When in due course we moved to the front my old lady launched into a loud
and matey explanation of her wish to visit her children and
grandchildren, all named. The none-too-bright clerk, baffled and
hopeless, lapsed into dull despair and at last wrote down what he
thought was the name of a village, the only one he could catch-
perhaps that of a grandchild-and languidly pushed over the pass.
Her thanks were profuse but left him despondent.
Now came my turn. Bored stiff, he hardly looked up. I had
decided to try northward first and, if that worked, to risk southward.
My American pass did not startle him-all strange papers were
alike to him. He took my particulars mechanically, as if only half
awake. I quietly said, "Spalato" (Split); he wrote it down. Coming
southward, I said, "Korcula"; he wrote it down. Gently I said,
"Bocca di Cattaro" and then quickly "Return." Slowly, so slowly, he
wrote it down. Silently he handed over the paper as the next person
crowded up. I seized it and fled. (This pass was found by the
Gestapo, used against me at my court-martial and, perhaps by an
oversight, left in my passport. I have it here before me.)
At dawn on the 23d I should be away to join Draja Mihailovich!

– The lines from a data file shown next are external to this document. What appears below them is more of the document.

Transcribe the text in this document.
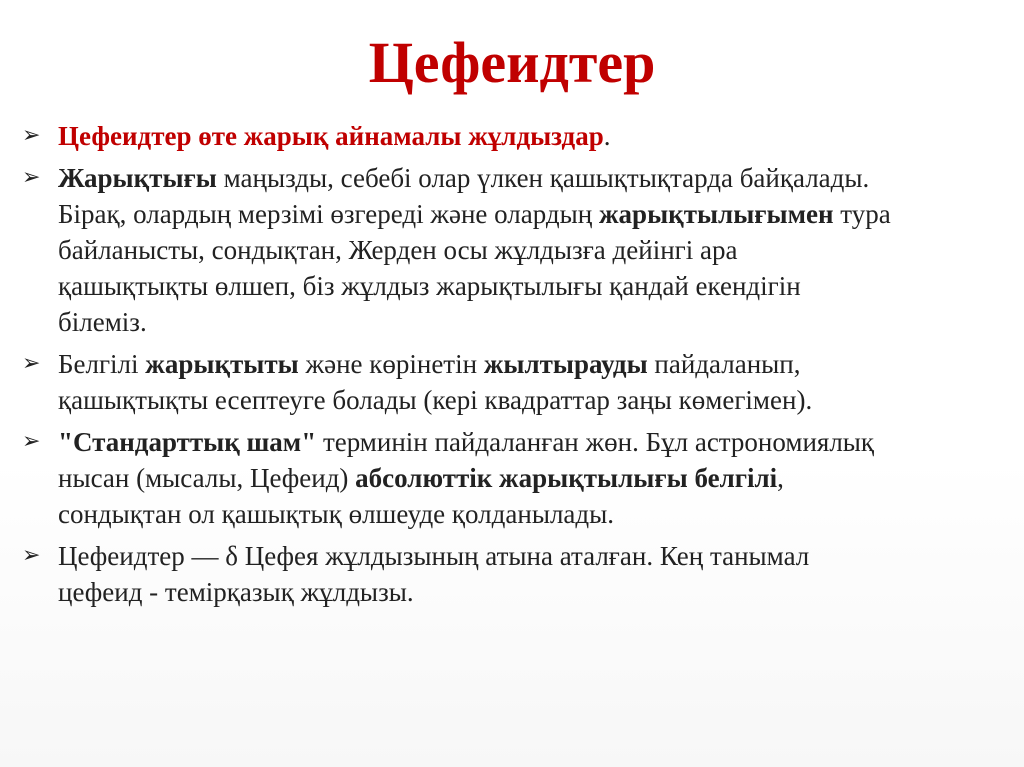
Цефеидтер
➢ Цефеидтер өте жарық айнамалы жұлдыздар.
➢ Жарықтығы маңызды, себебі олар үлкен қашықтықтарда байқалады.
Бірақ, олардың мерзімі өзгереді және олардың жарықтылығымен тура
байланысты, сондықтан, Жерден осы жұлдызға дейінгі ара
қашықтықты өлшеп, біз жұлдыз жарықтылығы қандай екендігін
білеміз.
➢ Белгілі жарықтыты және көрінетін жылтырауды пайдаланып,
қашықтықты есептеуге болады (кері квадраттар заңы көмегімен).
➢ "Стандарттық шам" терминін пайдаланған жөн. Бұл астрономиялық
нысан (мысалы, Цефеид) абсолюттік жарықтылығы белгілі,
сондықтан ол қашықтық өлшеуде қолданылады.
➢ Цефеидтер — δ Цефея жұлдызының атына аталған. Кең танымал
цефеид - темірқазық жұлдызы.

I remained quietly at the hotel that day. Until the last possible
moment I must arouse no suspicion that I was planning to leave. On
the morning of the 22d I arranged with a near-by youth to carry my
bag next morning across the intervening hill to the harbor. I myself
would go openly with my basket as if to buy fish, which was quite
usual.
I have always found that for jobs of this sort boys of about
fourteen are ideal. Always eager for anything with a touch of
mystery about it, they pass almost unnoticed, either by older men or
by women. A parcel is in Europe the natural appendage of boys, and
should they excite remark they always have a cheeky answer to
allay suspicions: men instinctively avoid back-chat with young smart
alecks. They often get by where much cleverer people would stick.
I knew a bright-eyed little devil who had run several useful errands
for me-but this time he was to be disappointed.